Cao, K*., Graziotto, J.J*, Blair, C.D, Mazzulli, J.R., Erdos, M.R., Krainc, D*. and Collins, F.S.*. Rapamycin reverses cellular phenotype and enhances mutant protein clearance in Hutchinson Gilford progeria syndrome. Science Translational Medicine, 2011, Jun 29;3(89) (*co-senior authors).
Jeong H., Then F., Mazzulli JR., Melia, T. Savas J., Voisine C., Tanese, N., Hart C.A., Yamamoto A. and Krainc D. Acetylation targets mutant huntingtin to autophagosomes for degradation. Cell, 2009; 137, 1-13. (Editors’s Choice, Science).
We showed that posttranslational modification of mutant huntingtin by acetylation facilitates trafficking of the mutant protein into autophagosomes for degradation by lysosomes. Enhanced clearance of mutant huntingtin rescues cells from the toxic effects of protein accumulation and can partially prevent neurodegeneration. This work identified protein acetylation as a signal for autophagic degradation and provided a foundation for studies by other groups that highlighted the role acetylation in protein degradation.
Cui L., Jeong H., Borovecki F. Parkhurst C., Tanese, N. and Krainc D. Transcriptional Repression of PGC-1alpha by Mutant Huntingtin Leads to Mitochondrial Dysfunction and Neurodegeneration. Cell, 2006; 126, 59-69. (Perspectives in Cell and Nature Medicine).

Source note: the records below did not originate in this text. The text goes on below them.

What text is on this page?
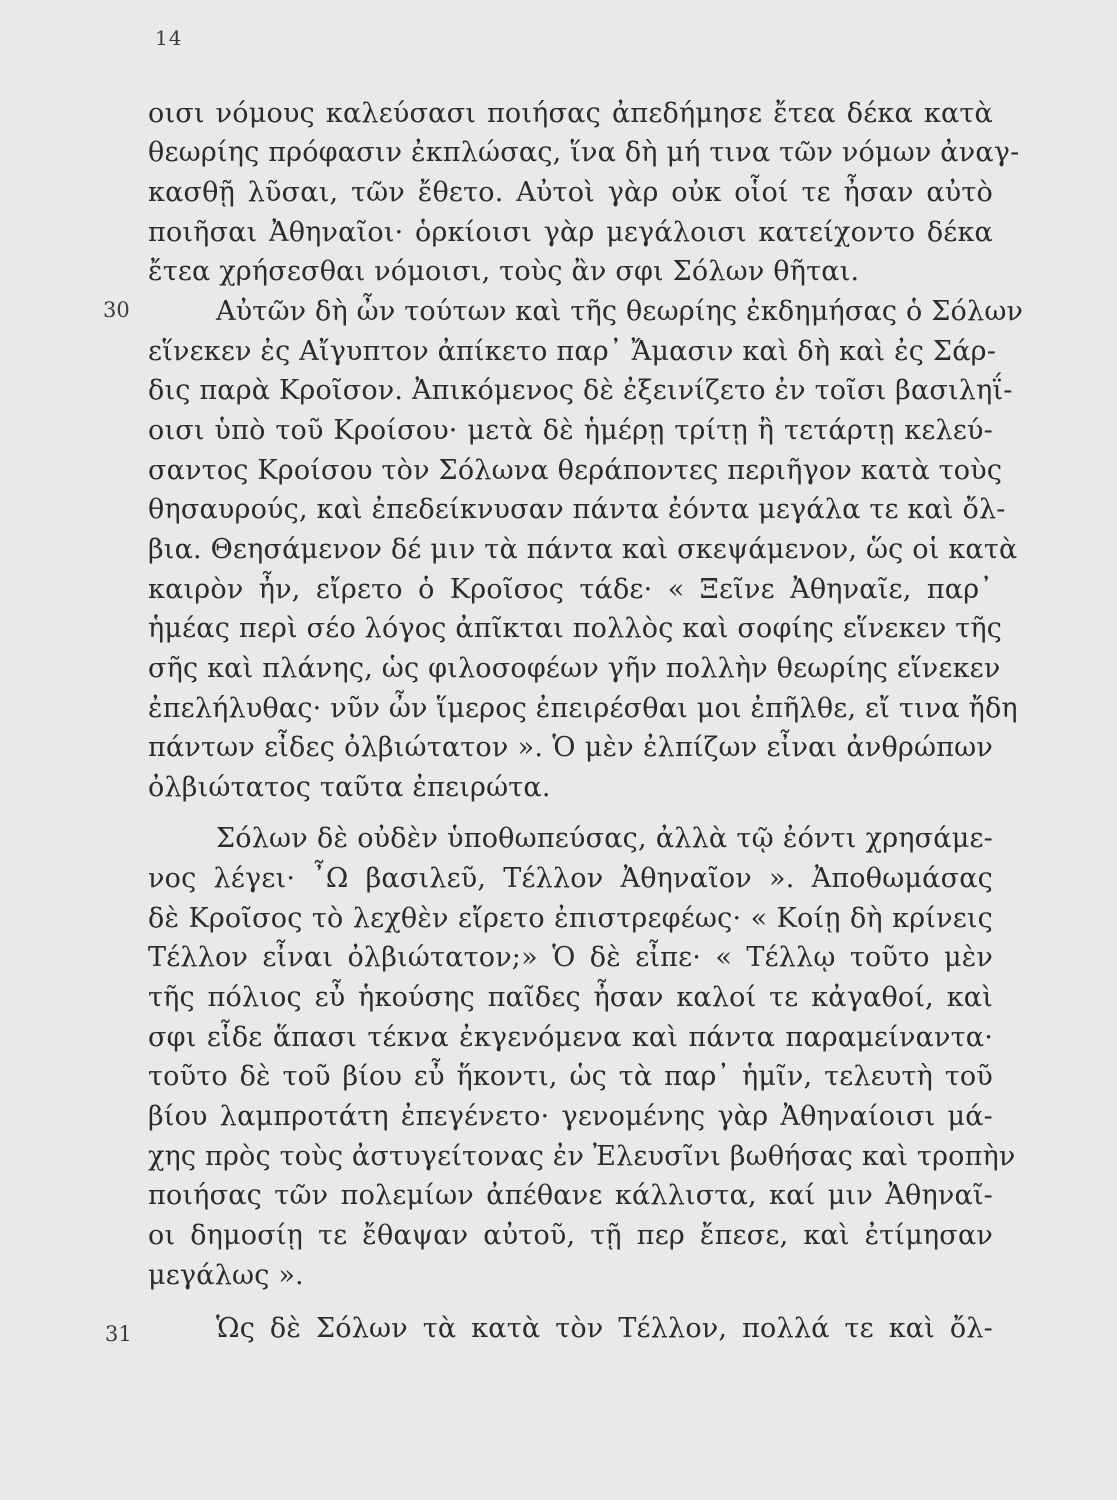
14
30
31
οισι νόμους καλεύσασι ποιήσας ἀπεδήμησε ἔτεα δέκα κατὰ
θεωρίης πρόφασιν ἐκπλώσας, ἵνα δὴ μή τινα τῶν νόμων ἀναγ-
κασθῇ λῦσαι, τῶν ἔθετο. Αὐτοὶ γὰρ οὐκ οἷοί τε ἦσαν αὐτὸ
ποιῆσαι Ἀθηναῖοι· ὁρκίοισι γὰρ μεγάλοισι κατείχοντο δέκα
ἔτεα χρήσεσθαι νόμοισι, τοὺς ἂν σφι Σόλων θῆται.
Αὐτῶν δὴ ὦν τούτων καὶ τῆς θεωρίης ἐκδημήσας ὁ Σόλων
εἵνεκεν ἐς Αἴγυπτον ἀπίκετο παρ᾽ Ἄμασιν καὶ δὴ καὶ ἐς Σάρ-
δις παρὰ Κροῖσον. Ἀπικόμενος δὲ ἐξεινίζετο ἐν τοῖσι βασιληΐ-
οισι ὑπὸ τοῦ Κροίσου· μετὰ δὲ ἡμέρῃ τρίτῃ ἢ τετάρτῃ κελεύ-
σαντος Κροίσου τὸν Σόλωνα θεράποντες περιῆγον κατὰ τοὺς
θησαυρούς, καὶ ἐπεδείκνυσαν πάντα ἐόντα μεγάλα τε καὶ ὄλ-
βια. Θεησάμενον δέ μιν τὰ πάντα καὶ σκεψάμενον, ὥς οἱ κατὰ
καιρὸν ἦν, εἴρετο ὁ Κροῖσος τάδε· « Ξεῖνε Ἀθηναῖε, παρ᾽
ἡμέας περὶ σέο λόγος ἀπῖκται πολλὸς καὶ σοφίης εἵνεκεν τῆς
σῆς καὶ πλάνης, ὡς φιλοσοφέων γῆν πολλὴν θεωρίης εἵνεκεν
ἐπελήλυθας· νῦν ὦν ἵμερος ἐπειρέσθαι μοι ἐπῆλθε, εἴ τινα ἤδη
πάντων εἶδες ὀλβιώτατον ». Ὁ μὲν ἐλπίζων εἶναι ἀνθρώπων
ὀλβιώτατος ταῦτα ἐπειρώτα.
Σόλων δὲ οὐδὲν ὑποθωπεύσας, ἀλλὰ τῷ ἐόντι χρησάμε-
νος λέγει· ῏Ω βασιλεῦ, Τέλλον Ἀθηναῖον ». Ἀποθωμάσας
δὲ Κροῖσος τὸ λεχθὲν εἴρετο ἐπιστρεφέως· « Κοίῃ δὴ κρίνεις
Τέλλον εἶναι ὀλβιώτατον;» Ὁ δὲ εἶπε· « Τέλλῳ τοῦτο μὲν
τῆς πόλιος εὖ ἡκούσης παῖδες ἦσαν καλοί τε κἀγαθοί, καὶ
σφι εἶδε ἅπασι τέκνα ἐκγενόμενα καὶ πάντα παραμείναντα·
τοῦτο δὲ τοῦ βίου εὖ ἥκοντι, ὡς τὰ παρ᾽ ἡμῖν, τελευτὴ τοῦ
βίου λαμπροτάτη ἐπεγένετο· γενομένης γὰρ Ἀθηναίοισι μά-
χης πρὸς τοὺς ἀστυγείτονας ἐν Ἐλευσῖνι βωθήσας καὶ τροπὴν
ποιήσας τῶν πολεμίων ἀπέθανε κάλλιστα, καί μιν Ἀθηναῖ-
οι δημοσίῃ τε ἔθαψαν αὐτοῦ, τῇ περ ἔπεσε, καὶ ἐτίμησαν
μεγάλως ».
Ὡς δὲ Σόλων τὰ κατὰ τὸν Τέλλον, πολλά τε καὶ ὄλ-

We used unbiased approaches to identify PGC-1alpha, a master regulator of mitochondrial function, as an important pathogenic target in HD. These studies identified a molecular link between transcriptional deregulation and mitochondrial dysfunction in HD. Several studies by other groups further highlighted the role of PGC-1alpha in HD and other neurodegenerative disorders.

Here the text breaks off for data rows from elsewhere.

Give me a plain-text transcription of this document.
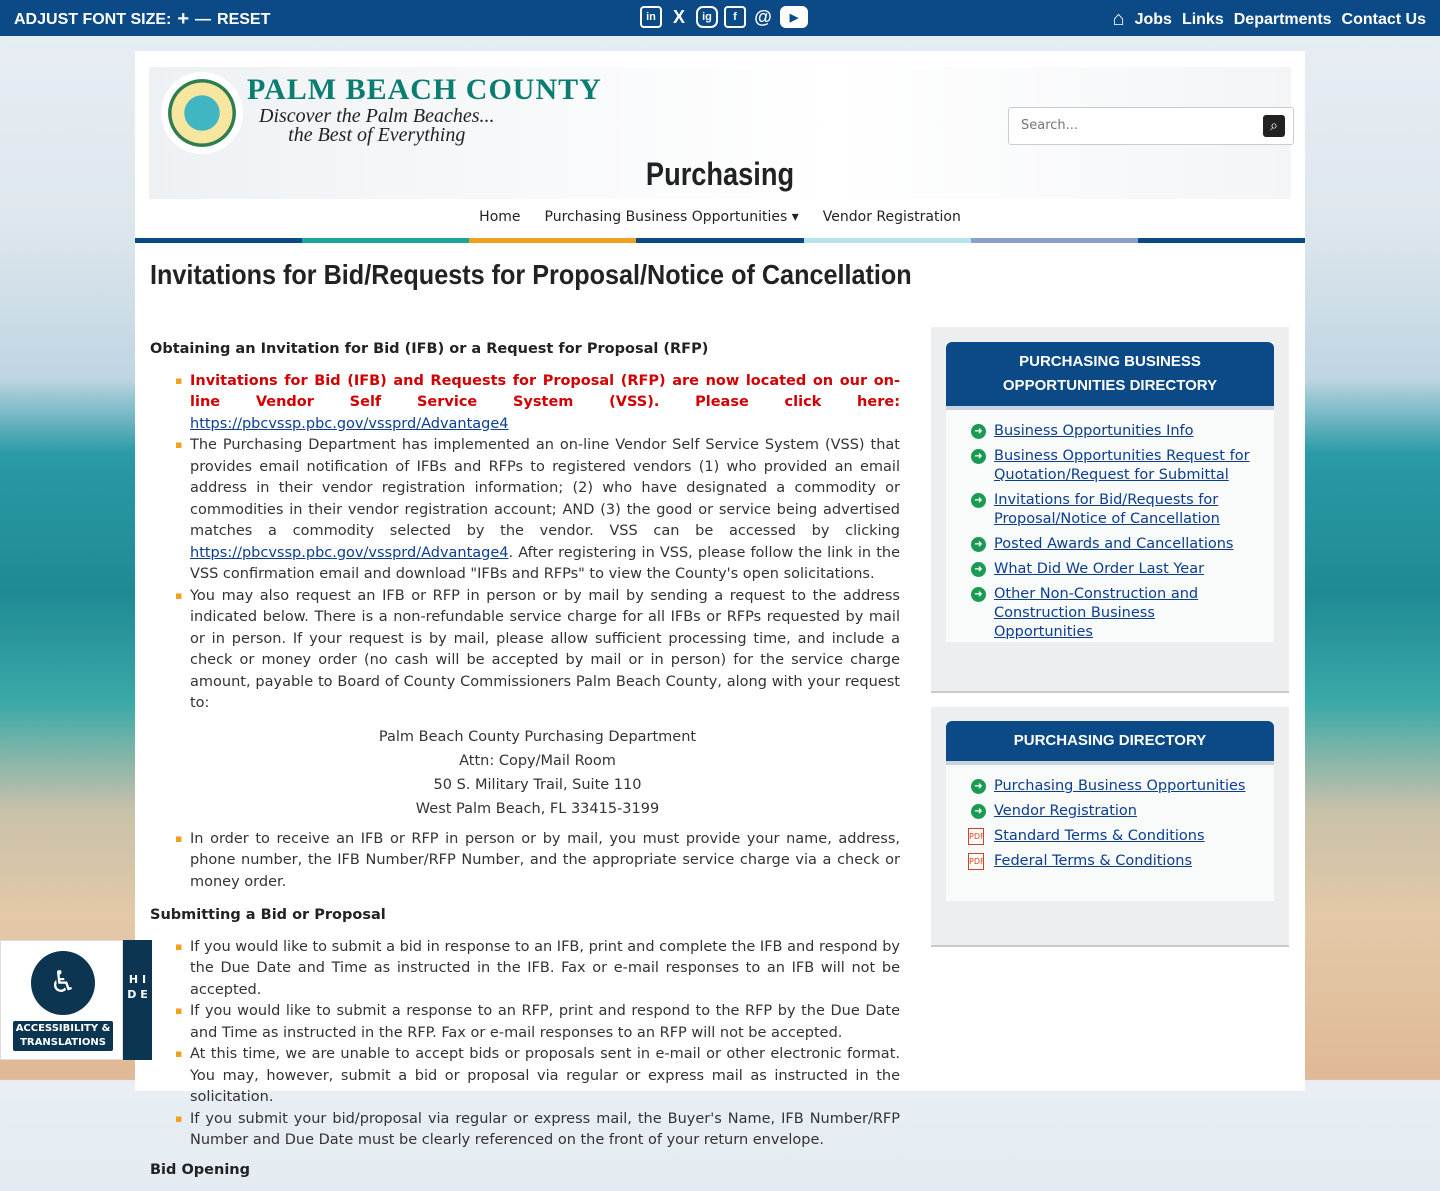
ADJUST FONT SIZE: + — RESET	in X	ig	f @	▶	⌂ Jobs Links Departments Contact Us
PALM BEACH COUNTY
Discover the Palm Beaches...
the Best of Everything
Search...	⌕
Purchasing
Home Purchasing Business Opportunities ▾ Vendor Registration
Invitations for Bid/Requests for Proposal/Notice of Cancellation
Obtaining an Invitation for Bid (IFB) or a Request for Proposal (RFP)
▪ Invitations for Bid (IFB) and Requests for Proposal (RFP) are now located on our on-line Vendor Self Service System (VSS). Please click here: https://pbcvssp.pbc.gov/vssprd/Advantage4
▪ The Purchasing Department has implemented an on-line Vendor Self Service System (VSS) that provides email notification of IFBs and RFPs to registered vendors (1) who provided an email address in their vendor registration information; (2) who have designated a commodity or commodities in their vendor registration account; AND (3) the good or service being advertised matches a commodity selected by the vendor. VSS can be accessed by clicking https://pbcvssp.pbc.gov/vssprd/Advantage4. After registering in VSS, please follow the link in the VSS confirmation email and download "IFBs and RFPs" to view the County's open solicitations.
▪ You may also request an IFB or RFP in person or by mail by sending a request to the address indicated below. There is a non-refundable service charge for all IFBs or RFPs requested by mail or in person. If your request is by mail, please allow sufficient processing time, and include a check or money order (no cash will be accepted by mail or in person) for the service charge amount, payable to Board of County Commissioners Palm Beach County, along with your request to:
Palm Beach County Purchasing Department
Attn: Copy/Mail Room
50 S. Military Trail, Suite 110
West Palm Beach, FL 33415-3199
▪ In order to receive an IFB or RFP in person or by mail, you must provide your name, address, phone number, the IFB Number/RFP Number, and the appropriate service charge via a check or money order.
Submitting a Bid or Proposal
▪ If you would like to submit a bid in response to an IFB, print and complete the IFB and respond by the Due Date and Time as instructed in the IFB. Fax or e-mail responses to an IFB will not be accepted.
▪ If you would like to submit a response to an RFP, print and respond to the RFP by the Due Date and Time as instructed in the RFP. Fax or e-mail responses to an RFP will not be accepted.
▪ At this time, we are unable to accept bids or proposals sent in e-mail or other electronic format. You may, however, submit a bid or proposal via regular or express mail as instructed in the solicitation.
▪ If you submit your bid/proposal via regular or express mail, the Buyer's Name, IFB Number/RFP Number and Due Date must be clearly referenced on the front of your return envelope.
Bid Opening
PURCHASING BUSINESS OPPORTUNITIES DIRECTORY
➜ Business Opportunities Info
➜ Business Opportunities Request for Quotation/Request for Submittal
➜ Invitations for Bid/Requests for Proposal/Notice of Cancellation
➜ Posted Awards and Cancellations
➜ What Did We Order Last Year
➜ Other Non-Construction and Construction Business Opportunities
PURCHASING DIRECTORY
➜ Purchasing Business Opportunities
➜ Vendor Registration
PDF Standard Terms & Conditions
PDF Federal Terms & Conditions
♿
ACCESSIBILITY & TRANSLATIONS
H I D E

Zhai, Jeong H., Cui L, Krainc D*, and Tjian R*. In vitro Analysis of Huntingtin Mediated Transcriptional Repression Reveals Novel Target and Mechanism. Cell, 2005; 123, 1241-53 (*co-senior authors).
Dunah AW, Jeong H., Griffin A., Kim MJ, Standaert DG, Hersch SM, Mouradian MM, Young AB, Tanese N. and Krainc D. Sp1 and TAF130 transcriptional activity disrupted in early Huntington’s Disease. Science, 2002; 296, 2238. (Perspective in Science).

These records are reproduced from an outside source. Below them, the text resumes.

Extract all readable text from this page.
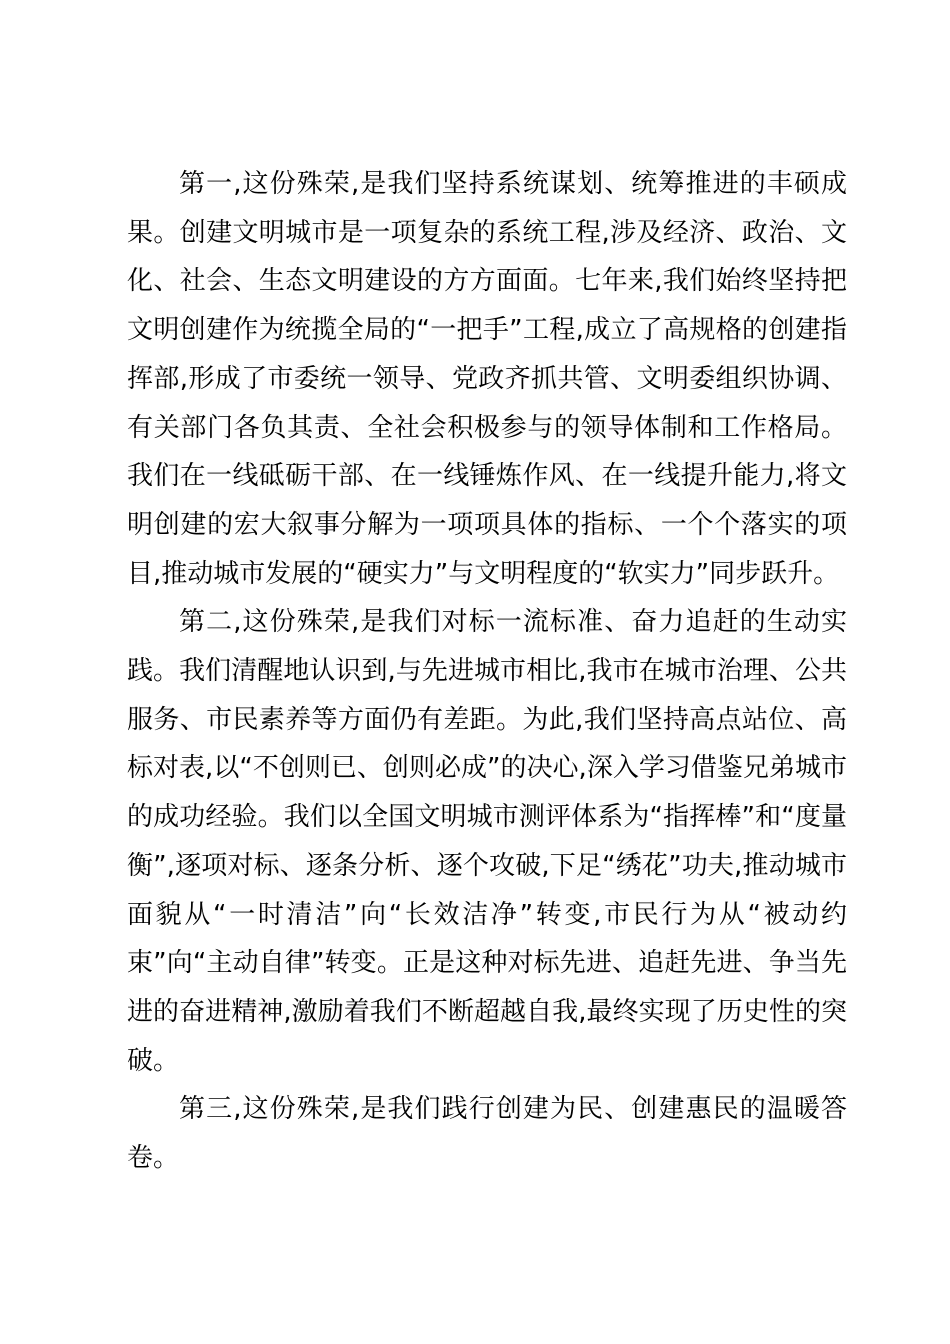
第一,这份殊荣,是我们坚持系统谋划、统筹推进的丰硕成果。创建文明城市是一项复杂的系统工程,涉及经济、政治、文化、社会、生态文明建设的方方面面。七年来,我们始终坚持把文明创建作为统揽全局的“一把手”工程,成立了高规格的创建指挥部,形成了市委统一领导、党政齐抓共管、文明委组织协调、有关部门各负其责、全社会积极参与的领导体制和工作格局。我们在一线砥砺干部、在一线锤炼作风、在一线提升能力,将文明创建的宏大叙事分解为一项项具体的指标、一个个落实的项目,推动城市发展的“硬实力”与文明程度的“软实力”同步跃升。

第二,这份殊荣,是我们对标一流标准、奋力追赶的生动实践。我们清醒地认识到,与先进城市相比,我市在城市治理、公共服务、市民素养等方面仍有差距。为此,我们坚持高点站位、高标对表,以“不创则已、创则必成”的决心,深入学习借鉴兄弟城市的成功经验。我们以全国文明城市测评体系为“指挥棒”和“度量衡”,逐项对标、逐条分析、逐个攻破,下足“绣花”功夫,推动城市面貌从“一时清洁”向“长效洁净”转变,市民行为从“被动约束”向“主动自律”转变。正是这种对标先进、追赶先进、争当先进的奋进精神,激励着我们不断超越自我,最终实现了历史性的突破。

第三,这份殊荣,是我们践行创建为民、创建惠民的温暖答卷。
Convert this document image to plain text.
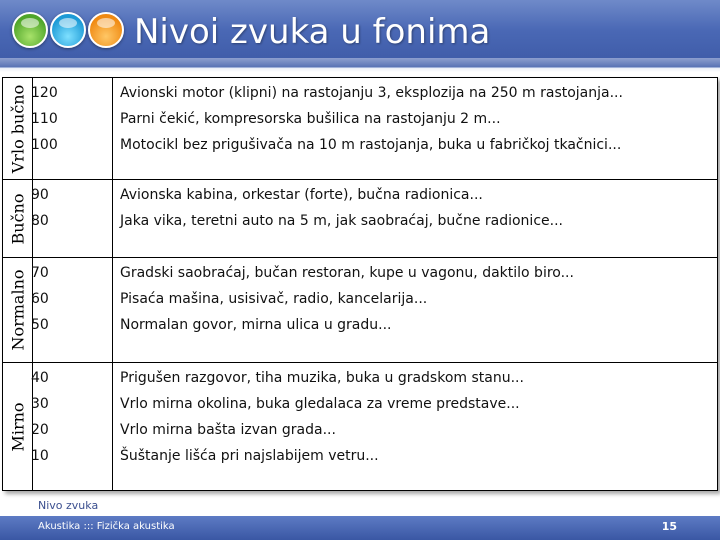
Nivoi zvuka u fonima
Vrlo bučno 120	Avionski motor (klipni) na rastojanju 3, eksplozija na 250 m rastojanja...
110	Parni čekić, kompresorska bušilica na rastojanju 2 m...
100	Motocikl bez prigušivača na 10 m rastojanja, buka u fabričkoj tkačnici...
Bučno 90	Avionska kabina, orkestar (forte), bučna radionica...
80	Jaka vika, teretni auto na 5 m, jak saobraćaj, bučne radionice...
Normalno 70	Gradski saobraćaj, bučan restoran, kupe u vagonu, daktilo biro...
60	Pisaća mašina, usisivač, radio, kancelarija...
50	Normalan govor, mirna ulica u gradu...
Mirno
40	Prigušen razgovor, tiha muzika, buka u gradskom stanu...
30	Vrlo mirna okolina, buka gledalaca za vreme predstave...
20	Vrlo mirna bašta izvan grada...
10	Šuštanje lišća pri najslabijem vetru...
Nivo zvuka
Akustika ::: Fizička akustika	15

We found that the glutamine expansion in huntingtin disrupts specific transcriptional programs in neurons. We then confirmed these results and also demonstrated (in collaboration with Tjian lab) that specific components (TFIID and TFIIF) of the general transcriptional machinery are directly targeted by mutant huntingtin (Zhai et al, Cell, 2004). These data suggested that the deregulated gene expression may be an early step in HD pathogenesis as a result of interference by the soluble forms of mutant huntingtin. Our work also indicated that one of the primary and direct effects of mutant huntingtin on transcription is via specific repressor mechanisms, whereas other effects of huntingtin on transcription may be compensatory or secondary.